Posted at 5:45 PM, Sep 23, 2009
and last updated 2012-03-01 11:45:33-05

Can the Colonial Parkway killer be identified after 20 years?

NewsChannel 3 has learned the FBI is taking a brand new approach to this unsolved crime.

Agents will focus on finding the killer's DNA among a mountain of evidence. Special Agent Brian Hanlon says new science might now reveal genetic traces impossible to find 20 years ago.

"I am always an optimistic person, but you have to be realistic, too."

In the late 1980s, when the killer claimed four couples, DNA science was clumsy and crude. Today, scientists can extract DNA from just about anything a killer has touched, even old evidence. That's breathed life into cold cases across the country, and Hanlon hopes it will here.

That's news to Keith Call's family.

"I just feel kind of forgotten. And even when they don't call to give you updates every once in a while, just to let you know that he hasn't been forgotten, and that they do still work the case. Just some kind of communication" says Keith's sister Joyce.

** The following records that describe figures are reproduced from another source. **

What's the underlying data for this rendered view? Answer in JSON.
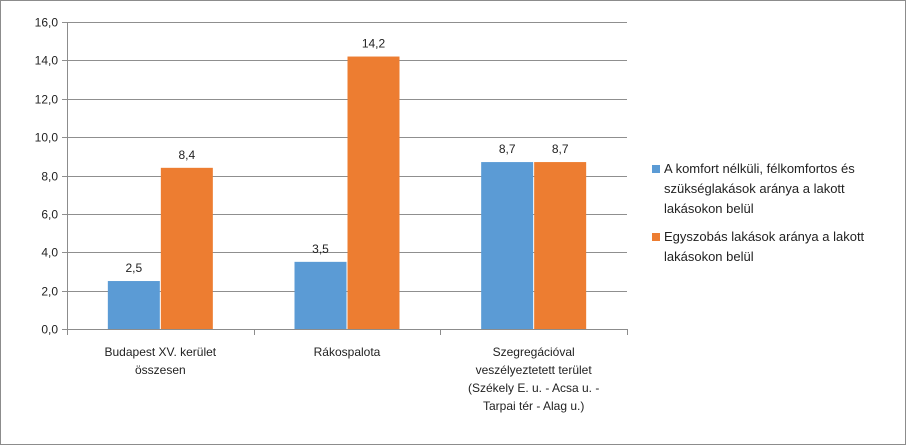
{
  "chart_data": {
    "type": "bar",
    "title": "",
    "xlabel": "",
    "ylabel": "",
    "categories": [
      [
        "Budapest XV. kerület",
        "összesen"
      ],
      [
        "Rákospalota"
      ],
      [
        "Szegregációval",
        "veszélyeztetett terület",
        "(Székely E. u. - Acsa u. -",
        "Tarpai tér - Alag u.)"
      ]
    ],
    "series": [
      {
        "name": "A komfort nélküli, félkomfortos és szükséglakások aránya a lakott lakásokon belül",
        "name_lines": [
          "A komfort nélküli, félkomfortos és",
          "szükséglakások aránya a lakott",
          "lakásokon belül"
        ],
        "values": [
          2.5,
          3.5,
          8.7
        ],
        "value_labels": [
          "2,5",
          "3,5",
          "8,7"
        ],
        "color": "#5b9bd5"
      },
      {
        "name": "Egyszobás lakások aránya a lakott lakásokon belül",
        "name_lines": [
          "Egyszobás lakások aránya a lakott",
          "lakásokon belül"
        ],
        "values": [
          8.4,
          14.2,
          8.7
        ],
        "value_labels": [
          "8,4",
          "14,2",
          "8,7"
        ],
        "color": "#ed7d31"
      }
    ],
    "ylim": [
      0,
      16
    ],
    "yticks": [
      0,
      2,
      4,
      6,
      8,
      10,
      12,
      14,
      16
    ],
    "ytick_labels": [
      "0,0",
      "2,0",
      "4,0",
      "6,0",
      "8,0",
      "10,0",
      "12,0",
      "14,0",
      "16,0"
    ],
    "grid": true,
    "legend_position": "right"
  }
}
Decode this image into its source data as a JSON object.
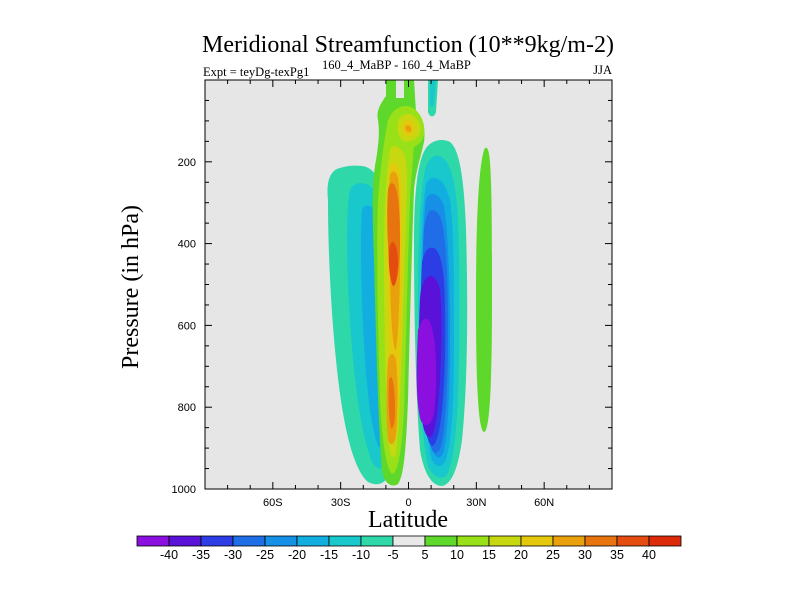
{
  "chart_data": {
    "type": "contour",
    "title": "Meridional Streamfunction (10**9kg/m-2)",
    "subtitle_left": "Expt = teyDg-texPg1",
    "subtitle_super": "160_4_MaBP - 160_4_MaBP",
    "subtitle_right": "JJA",
    "xlabel": "Latitude",
    "ylabel": "Pressure (in hPa)",
    "xlim": [
      -90,
      90
    ],
    "ylim": [
      1000,
      0
    ],
    "x_ticks": [
      {
        "value": -60,
        "label": "60S"
      },
      {
        "value": -30,
        "label": "30S"
      },
      {
        "value": 0,
        "label": "0"
      },
      {
        "value": 30,
        "label": "30N"
      },
      {
        "value": 60,
        "label": "60N"
      }
    ],
    "y_ticks": [
      {
        "value": 200,
        "label": "200"
      },
      {
        "value": 400,
        "label": "400"
      },
      {
        "value": 600,
        "label": "600"
      },
      {
        "value": 800,
        "label": "800"
      },
      {
        "value": 1000,
        "label": "1000"
      }
    ],
    "background_color": "#e6e6e6",
    "colorbar": {
      "levels": [
        -40,
        -35,
        -30,
        -25,
        -20,
        -15,
        -10,
        -5,
        5,
        10,
        15,
        20,
        25,
        30,
        35,
        40
      ],
      "colors": [
        "#8b10e0",
        "#5a12d8",
        "#2c3de6",
        "#1f6ee8",
        "#1590e6",
        "#12aee0",
        "#18c8cc",
        "#2ed8a8",
        "#e8e8e8",
        "#5ed82a",
        "#98e018",
        "#c8d810",
        "#e4c80c",
        "#e8a00c",
        "#e87410",
        "#e44c10",
        "#dc2a0a"
      ]
    },
    "features": [
      {
        "name": "sh-weak-negative-cell",
        "value_range": [
          -15,
          -5
        ],
        "lat": [
          -38,
          -14
        ],
        "pressure": [
          200,
          980
        ]
      },
      {
        "name": "equatorial-positive-cell",
        "value_range": [
          5,
          35
        ],
        "lat": [
          -15,
          -3
        ],
        "pressure": [
          30,
          980
        ],
        "max_near_pressure": 280
      },
      {
        "name": "upper-positive-cell",
        "value_range": [
          5,
          25
        ],
        "lat": [
          -12,
          10
        ],
        "pressure": [
          60,
          200
        ],
        "max_near_pressure": 120
      },
      {
        "name": "nh-strong-negative-cell",
        "value_range": [
          -40,
          -5
        ],
        "lat": [
          5,
          30
        ],
        "pressure": [
          190,
          980
        ],
        "min_near_pressure": 800
      },
      {
        "name": "nh-weak-positive-band",
        "value_range": [
          5,
          10
        ],
        "lat": [
          30,
          37
        ],
        "pressure": [
          160,
          860
        ]
      }
    ]
  }
}
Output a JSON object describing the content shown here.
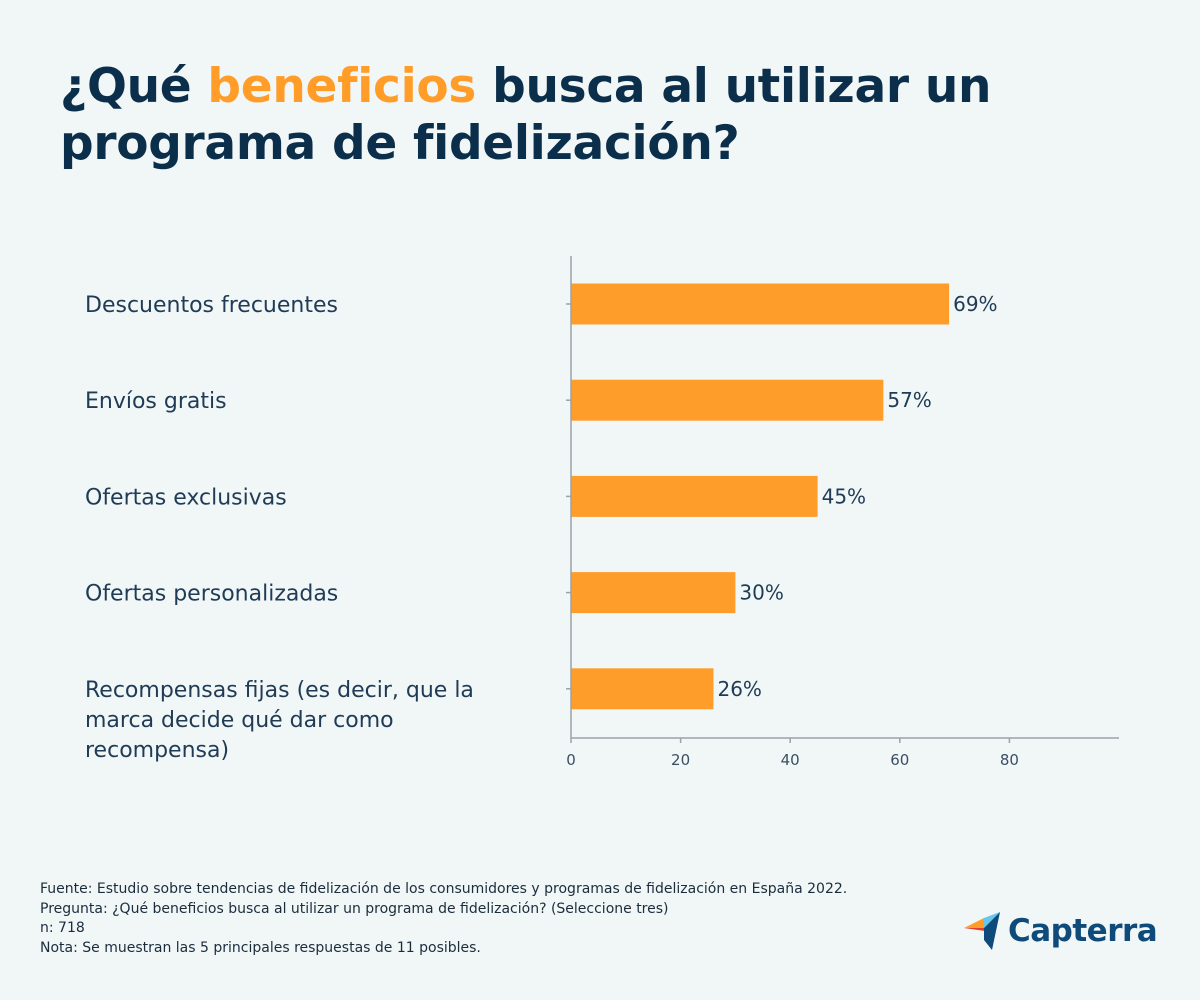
{
  "title": {
    "prefix": "¿Qué ",
    "highlight": "beneficios",
    "suffix": " busca al utilizar un programa de fidelización?"
  },
  "colors": {
    "bar": "#ff9d2b",
    "title": "#0b2f4b",
    "accent": "#ff9d28",
    "background": "#f1f6f7"
  },
  "chart_data": {
    "type": "bar",
    "orientation": "horizontal",
    "categories": [
      [
        "Descuentos frecuentes"
      ],
      [
        "Envíos gratis"
      ],
      [
        "Ofertas exclusivas"
      ],
      [
        "Ofertas personalizadas"
      ],
      [
        "Recompensas fijas (es decir, que la",
        "marca decide qué dar como",
        "recompensa)"
      ]
    ],
    "values": [
      69,
      57,
      45,
      30,
      26
    ],
    "value_labels": [
      "69%",
      "57%",
      "45%",
      "30%",
      "26%"
    ],
    "xticks": [
      0,
      20,
      40,
      60,
      80
    ],
    "xlim": [
      0,
      100
    ],
    "title": "¿Qué beneficios busca al utilizar un programa de fidelización?",
    "xlabel": "",
    "ylabel": ""
  },
  "footer": {
    "source": "Fuente: Estudio sobre tendencias de fidelización de los consumidores y programas de fidelización en España 2022.",
    "question": "Pregunta: ¿Qué beneficios busca al utilizar un programa de fidelización? (Seleccione tres)",
    "n": "n: 718",
    "note": "Nota: Se muestran las 5 principales respuestas de 11 posibles."
  },
  "logo": {
    "text": "Capterra",
    "icon": "capterra-arrow-icon"
  }
}
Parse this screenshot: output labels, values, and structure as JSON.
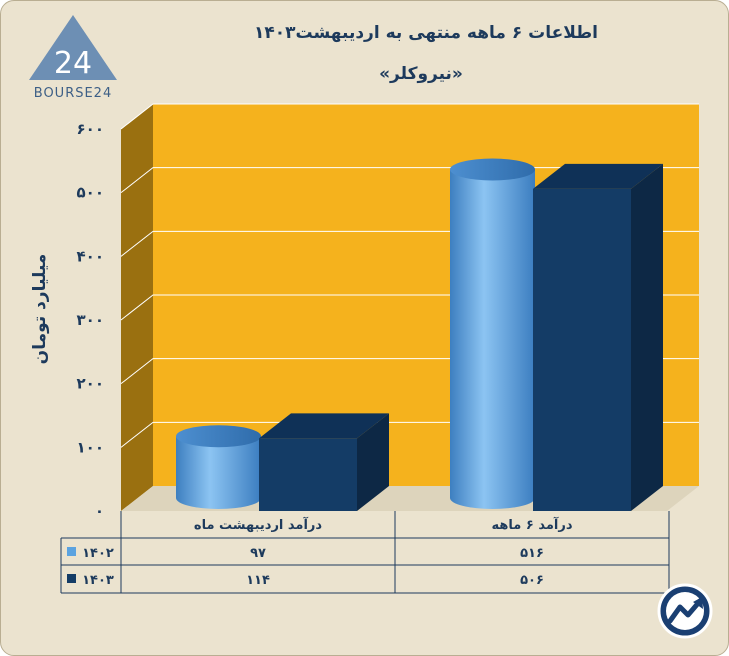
{
  "chart_data": {
    "type": "bar",
    "title": "اطلاعات ۶ ماهه منتهی به اردیبهشت۱۴۰۳",
    "subtitle": "«نیروکلر»",
    "ylabel": "میلیارد تومان",
    "ylim": [
      0,
      600
    ],
    "yticks": [
      0,
      100,
      200,
      300,
      400,
      500,
      600
    ],
    "ytick_labels": [
      "۰",
      "۱۰۰",
      "۲۰۰",
      "۳۰۰",
      "۴۰۰",
      "۵۰۰",
      "۶۰۰"
    ],
    "categories": [
      "درآمد اردیبهشت ماه",
      "درآمد ۶ ماهه"
    ],
    "series": [
      {
        "name": "۱۴۰۲",
        "values": [
          97,
          516
        ],
        "value_labels": [
          "۹۷",
          "۵۱۶"
        ],
        "color": "#5ba3e0"
      },
      {
        "name": "۱۴۰۳",
        "values": [
          114,
          506
        ],
        "value_labels": [
          "۱۱۴",
          "۵۰۶"
        ],
        "color": "#143c66"
      }
    ],
    "grid": true,
    "legend": "table-left"
  },
  "logo": {
    "text": "BOURSE24",
    "mark": "24"
  },
  "colors": {
    "background": "#ebe3cf",
    "plot_back": "#f5b21d",
    "plot_side": "#9a7010",
    "text": "#1d3a5c"
  },
  "icons": {
    "watermark": "stock-trend-icon"
  }
}
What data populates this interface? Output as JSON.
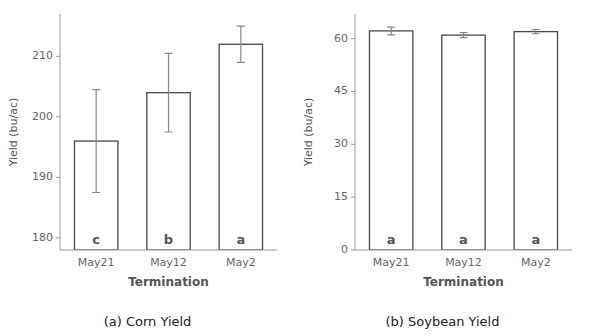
{
  "chart_data": [
    {
      "type": "bar",
      "title": "(a) Corn Yield",
      "xlabel": "Termination",
      "ylabel": "Yield (bu/ac)",
      "categories": [
        "May21",
        "May12",
        "May2"
      ],
      "values": [
        196.0,
        204.0,
        212.0
      ],
      "errors": [
        8.5,
        6.5,
        3.0
      ],
      "annotations": [
        "c",
        "b",
        "a"
      ],
      "color": "#ffffff",
      "ylim": [
        178,
        217
      ],
      "yticks": [
        180,
        190,
        200,
        210
      ],
      "grid": false
    },
    {
      "type": "bar",
      "title": "(b) Soybean Yield",
      "xlabel": "Termination",
      "ylabel": "Yield (bu/ac)",
      "categories": [
        "May21",
        "May12",
        "May2"
      ],
      "values": [
        62.2,
        61.0,
        62.0
      ],
      "errors": [
        1.1,
        0.7,
        0.6
      ],
      "annotations": [
        "a",
        "a",
        "a"
      ],
      "color": "#ffffff",
      "ylim": [
        0,
        67
      ],
      "yticks": [
        0,
        15,
        30,
        45,
        60
      ],
      "grid": false
    }
  ]
}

Keith's brother Christopher also wonders what's happening with the case.

"You see so many times on TV that they reopen these cases and start from the beginning."

On April 10, 1988, Keith Call, on a first date with Cassandra Hailey, fell victim to the Parkway Killer. The couple's bodies were never found.

"Sometimes still today I kind of hope. But it's been 21 years. I know reality, he's not going to come home. But there is always that little bit of hope in the back of your mind."

For some reason, the killer quit in 1989. Joyce is convinced someone out there knows what happened to Keith and Cassandra, and knows who the killer is. And when she thought police had lost interest, she set up a Facebook page to gather tips, to keep the case alive.

"I don't want to die and not have some kind of answer."

Special Agent Hanlon says he hopes to give Joyce that answer, either through a scientific breakthrough, or an agent spotting something important overlooked long ago.

"It is always frustrating when you can't find the answer to something as heinous as a murder, when you can't bring closure to the victims' families who have been waiting this long to know who would have done this to their loved ones. That's always frustrating."

There is another twist to this case. Hanlon says his investigators are interested in the recent murders of two Blacksburg college students, to see if there is any connection to the Parkway cases. Last month, a young couple was found murdered, near a car, in the Jefferson National Forest.

The Call family says that's sounds eerily similar to what happened to Keith and Cassandra, and the three other Parkway couples.